Mustafa Kemal Atatürk’ümüzü andık. Onu yitirişimizin yetmiş beşinci yılında meydanlardaydık, Anıt Kabir’deydik. 10 Kasım sabahı saat dokuzu beş geçe […]

 

Mustafa Kemal Atatürk’ümüzü andık. Onu yitirişimizin yetmiş beşinci yılında meydanlardaydık, Anıt Kabir’deydik. 10 Kasım sabahı saat dokuzu beş geçe ülke çapında hayat durdu. Simitçi tepesinde simitleriyle, şoför elinde direksiyonuyla saygı duruşuna katıldı. Ama yine de Atatürk’ümüze duyduğumuz bu büyük aşk konusunda bir terslik mi vardı?

Ben Türkiye’den birkaç bin kilometre uzakta 10 Kasım gününü televizyonlardan izledim. İnsan Türkiye’nin dışından bakınca Türkiye’de olup bitenleri daha geniş açıdan görme imkânı buluyor. Bir de bakmadan bakmaya fark var belki de…

Ankara’da Anıt Kabir’de iki milyona yakın kişi var. Göz yaşartıcı bir tablo. Sevindirici bir tablo. İstanbul’da Dolmabahçe sarayı karadan ve denizden öylesine kuşatılmış ki, insanın içi gurur doluyor. “İşte bir millet Ata’sını böyle anar” diyorsunuz. Ne güzel.

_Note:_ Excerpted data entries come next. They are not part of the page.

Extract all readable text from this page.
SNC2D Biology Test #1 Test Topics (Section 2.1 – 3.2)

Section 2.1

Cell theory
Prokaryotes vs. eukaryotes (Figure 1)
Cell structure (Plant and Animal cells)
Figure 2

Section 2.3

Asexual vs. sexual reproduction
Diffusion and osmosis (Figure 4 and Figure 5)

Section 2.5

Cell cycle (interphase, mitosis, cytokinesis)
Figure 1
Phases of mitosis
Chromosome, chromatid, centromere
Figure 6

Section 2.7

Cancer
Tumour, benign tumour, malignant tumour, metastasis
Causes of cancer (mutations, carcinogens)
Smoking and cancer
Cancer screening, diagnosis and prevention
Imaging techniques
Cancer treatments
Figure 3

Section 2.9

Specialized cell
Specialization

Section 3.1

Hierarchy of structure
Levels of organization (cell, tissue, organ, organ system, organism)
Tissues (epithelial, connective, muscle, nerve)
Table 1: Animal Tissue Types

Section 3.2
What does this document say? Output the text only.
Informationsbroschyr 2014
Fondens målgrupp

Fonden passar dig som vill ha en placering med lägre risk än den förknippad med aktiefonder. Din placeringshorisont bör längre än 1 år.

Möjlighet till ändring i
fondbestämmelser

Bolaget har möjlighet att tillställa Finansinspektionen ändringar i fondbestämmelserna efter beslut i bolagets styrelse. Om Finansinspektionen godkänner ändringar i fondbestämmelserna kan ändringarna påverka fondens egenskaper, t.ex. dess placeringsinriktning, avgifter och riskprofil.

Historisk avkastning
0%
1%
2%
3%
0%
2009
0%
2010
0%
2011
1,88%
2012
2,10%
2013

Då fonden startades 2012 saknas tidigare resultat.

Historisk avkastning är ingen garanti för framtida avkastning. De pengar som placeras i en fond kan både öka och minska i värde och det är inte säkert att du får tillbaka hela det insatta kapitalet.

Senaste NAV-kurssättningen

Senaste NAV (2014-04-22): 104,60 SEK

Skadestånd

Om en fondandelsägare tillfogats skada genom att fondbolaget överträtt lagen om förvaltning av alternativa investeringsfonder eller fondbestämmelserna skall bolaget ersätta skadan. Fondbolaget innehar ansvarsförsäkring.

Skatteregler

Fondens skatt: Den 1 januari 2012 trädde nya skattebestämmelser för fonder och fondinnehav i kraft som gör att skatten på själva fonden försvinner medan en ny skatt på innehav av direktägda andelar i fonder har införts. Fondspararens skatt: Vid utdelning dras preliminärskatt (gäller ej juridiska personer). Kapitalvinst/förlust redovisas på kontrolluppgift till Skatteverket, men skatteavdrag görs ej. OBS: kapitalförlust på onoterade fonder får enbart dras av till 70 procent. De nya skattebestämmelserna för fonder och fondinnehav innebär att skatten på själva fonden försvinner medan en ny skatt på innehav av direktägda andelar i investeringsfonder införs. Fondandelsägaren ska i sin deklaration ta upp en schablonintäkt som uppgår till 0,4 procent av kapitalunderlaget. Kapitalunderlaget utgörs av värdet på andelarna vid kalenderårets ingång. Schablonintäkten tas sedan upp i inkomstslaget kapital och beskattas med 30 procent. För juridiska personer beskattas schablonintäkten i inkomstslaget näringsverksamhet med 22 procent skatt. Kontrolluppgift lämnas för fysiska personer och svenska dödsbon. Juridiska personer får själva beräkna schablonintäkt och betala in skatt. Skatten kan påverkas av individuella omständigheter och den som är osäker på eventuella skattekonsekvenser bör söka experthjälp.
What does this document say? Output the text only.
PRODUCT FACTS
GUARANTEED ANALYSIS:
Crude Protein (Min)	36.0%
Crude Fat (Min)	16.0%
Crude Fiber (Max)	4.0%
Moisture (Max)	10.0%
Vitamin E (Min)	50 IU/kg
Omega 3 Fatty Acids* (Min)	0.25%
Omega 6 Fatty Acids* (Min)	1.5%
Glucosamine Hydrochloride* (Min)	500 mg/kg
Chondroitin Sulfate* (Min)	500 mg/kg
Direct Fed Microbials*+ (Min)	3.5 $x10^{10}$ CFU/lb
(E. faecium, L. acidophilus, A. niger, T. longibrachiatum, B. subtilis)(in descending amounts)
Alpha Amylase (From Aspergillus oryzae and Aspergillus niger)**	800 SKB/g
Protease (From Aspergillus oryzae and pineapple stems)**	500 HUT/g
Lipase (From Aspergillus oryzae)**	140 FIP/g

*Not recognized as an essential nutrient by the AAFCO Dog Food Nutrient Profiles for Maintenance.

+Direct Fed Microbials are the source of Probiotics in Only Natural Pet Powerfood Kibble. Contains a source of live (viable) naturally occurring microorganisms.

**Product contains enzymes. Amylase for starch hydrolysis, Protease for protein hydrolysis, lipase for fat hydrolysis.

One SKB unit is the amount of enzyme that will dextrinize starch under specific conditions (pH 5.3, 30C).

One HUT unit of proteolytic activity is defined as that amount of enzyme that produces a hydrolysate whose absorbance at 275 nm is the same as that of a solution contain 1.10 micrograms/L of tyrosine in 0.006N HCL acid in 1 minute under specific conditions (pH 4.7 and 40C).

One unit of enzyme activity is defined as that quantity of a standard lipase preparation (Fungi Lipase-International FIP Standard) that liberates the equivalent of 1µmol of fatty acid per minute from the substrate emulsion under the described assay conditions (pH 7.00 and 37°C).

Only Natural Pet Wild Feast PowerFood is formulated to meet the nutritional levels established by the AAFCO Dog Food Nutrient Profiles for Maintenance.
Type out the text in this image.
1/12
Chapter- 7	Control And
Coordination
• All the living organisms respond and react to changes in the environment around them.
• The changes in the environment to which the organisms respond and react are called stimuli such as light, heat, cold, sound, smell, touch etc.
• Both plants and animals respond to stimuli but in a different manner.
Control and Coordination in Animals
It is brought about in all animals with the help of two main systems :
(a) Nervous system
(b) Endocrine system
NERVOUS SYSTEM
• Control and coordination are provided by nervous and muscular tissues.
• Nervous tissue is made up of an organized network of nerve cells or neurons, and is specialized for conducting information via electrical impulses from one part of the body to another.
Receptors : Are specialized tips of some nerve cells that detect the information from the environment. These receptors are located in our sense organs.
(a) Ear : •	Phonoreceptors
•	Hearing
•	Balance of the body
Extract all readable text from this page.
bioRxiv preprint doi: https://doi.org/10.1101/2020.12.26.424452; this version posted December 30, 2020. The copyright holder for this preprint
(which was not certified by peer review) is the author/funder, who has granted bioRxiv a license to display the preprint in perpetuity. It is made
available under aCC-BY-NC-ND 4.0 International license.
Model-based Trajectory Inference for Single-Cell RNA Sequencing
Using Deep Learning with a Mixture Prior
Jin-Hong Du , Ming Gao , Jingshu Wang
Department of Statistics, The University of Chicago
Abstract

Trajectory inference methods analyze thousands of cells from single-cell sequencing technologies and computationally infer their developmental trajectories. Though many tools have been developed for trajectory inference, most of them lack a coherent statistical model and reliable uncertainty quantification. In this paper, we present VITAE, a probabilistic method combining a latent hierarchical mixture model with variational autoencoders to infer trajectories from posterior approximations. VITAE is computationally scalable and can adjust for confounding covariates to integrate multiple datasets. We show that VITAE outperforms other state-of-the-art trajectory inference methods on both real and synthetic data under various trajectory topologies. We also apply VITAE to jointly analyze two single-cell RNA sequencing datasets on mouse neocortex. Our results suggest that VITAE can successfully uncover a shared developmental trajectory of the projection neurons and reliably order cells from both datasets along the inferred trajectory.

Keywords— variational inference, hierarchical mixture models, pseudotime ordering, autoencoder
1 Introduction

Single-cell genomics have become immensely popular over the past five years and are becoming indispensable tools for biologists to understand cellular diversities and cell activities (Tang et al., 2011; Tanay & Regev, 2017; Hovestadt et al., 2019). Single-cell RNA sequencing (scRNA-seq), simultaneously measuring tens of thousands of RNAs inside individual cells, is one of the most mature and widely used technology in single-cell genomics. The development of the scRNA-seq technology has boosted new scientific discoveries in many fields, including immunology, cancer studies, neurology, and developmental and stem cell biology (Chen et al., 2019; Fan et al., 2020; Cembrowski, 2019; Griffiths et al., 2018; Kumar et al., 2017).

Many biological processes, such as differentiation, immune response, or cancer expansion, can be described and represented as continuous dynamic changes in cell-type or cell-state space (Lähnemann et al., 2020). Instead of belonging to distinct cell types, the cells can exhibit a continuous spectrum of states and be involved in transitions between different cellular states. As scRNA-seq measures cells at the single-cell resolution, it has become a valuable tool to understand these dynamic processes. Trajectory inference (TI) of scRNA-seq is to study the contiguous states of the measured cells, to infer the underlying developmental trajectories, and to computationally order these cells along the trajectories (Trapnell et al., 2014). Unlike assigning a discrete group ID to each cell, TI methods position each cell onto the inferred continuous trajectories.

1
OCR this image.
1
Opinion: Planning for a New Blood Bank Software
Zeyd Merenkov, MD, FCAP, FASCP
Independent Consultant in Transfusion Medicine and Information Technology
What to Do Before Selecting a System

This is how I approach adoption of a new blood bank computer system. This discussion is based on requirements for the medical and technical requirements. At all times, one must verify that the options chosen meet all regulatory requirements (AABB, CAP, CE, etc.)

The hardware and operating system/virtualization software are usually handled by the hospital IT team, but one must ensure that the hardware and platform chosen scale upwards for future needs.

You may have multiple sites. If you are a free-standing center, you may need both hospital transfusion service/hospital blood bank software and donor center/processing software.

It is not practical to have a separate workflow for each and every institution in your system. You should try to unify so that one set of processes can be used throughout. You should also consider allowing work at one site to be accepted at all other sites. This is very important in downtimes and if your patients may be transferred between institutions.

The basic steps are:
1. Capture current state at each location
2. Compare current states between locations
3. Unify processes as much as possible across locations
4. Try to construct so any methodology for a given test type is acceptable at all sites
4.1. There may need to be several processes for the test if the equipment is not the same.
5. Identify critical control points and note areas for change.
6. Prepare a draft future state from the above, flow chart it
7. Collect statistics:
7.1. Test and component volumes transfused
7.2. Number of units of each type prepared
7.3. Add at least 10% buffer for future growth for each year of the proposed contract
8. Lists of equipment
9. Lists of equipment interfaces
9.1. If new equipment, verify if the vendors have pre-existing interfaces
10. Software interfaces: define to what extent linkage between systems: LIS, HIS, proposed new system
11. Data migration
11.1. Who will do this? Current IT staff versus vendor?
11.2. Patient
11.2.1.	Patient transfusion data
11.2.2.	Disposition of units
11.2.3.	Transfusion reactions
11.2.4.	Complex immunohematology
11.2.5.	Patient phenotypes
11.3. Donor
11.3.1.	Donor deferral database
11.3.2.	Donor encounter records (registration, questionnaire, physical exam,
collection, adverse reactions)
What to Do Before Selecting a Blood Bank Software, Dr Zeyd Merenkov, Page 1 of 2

Sözüme devam ediyorum. İzmir’e gelince İzmir’imiz de ki büyük kentimizi aratmayan güzelliklerle dolu. Gündoğdu’da yüz elli bin kişi toplanmış. Akşam saatlerinde körfezin üstünde İzmir’ini selamlayan ışıktan Atatürk siluetini on binler izlemiş.

Buradan Konak’ta Atatürk Kültür Merkezi’ne gelelim. Bu adreste düzenlenen toplantı salona baktım. Toplantıyı EGE TV canlı olarak yayınladı. Toplantıda seçkin konuşmacılar vardı. Ve göz bebeğimiz, umudumuz, sevgilimiz Prof. Dr. Metin Feyzioğlu vardı.

O Feyzioğlu ki, benim şu yaşıma kadar düşünemediğim ve de işitemediğim önemde görüşler bildirdi. Sadece Feyzioğlu değil, diğer konuşmacılar da donanımlı kişilerdi. Ankara Belediye Başkanlığını bırakıp giderek Ankara’nın karşı güçlere kaptırılmasına yol açan Murat Karayalçın bile gözüme pek de zararlı biri değilmiş gibi göründü.

Ancak salonun hali neydi öyle? Beş altı yüz kişilik salonun yarısı boştu. İzmir gibi dört milyona yakın kişinin yaşadığı bir kentte kentin ortasında bir salona dört yüz kişiyi getiremeyişimize mi yanayım? O güzelim konuşmacıların her biri altın değerinde görüşlerinden kimsenin haber alamayışına mı yanayım.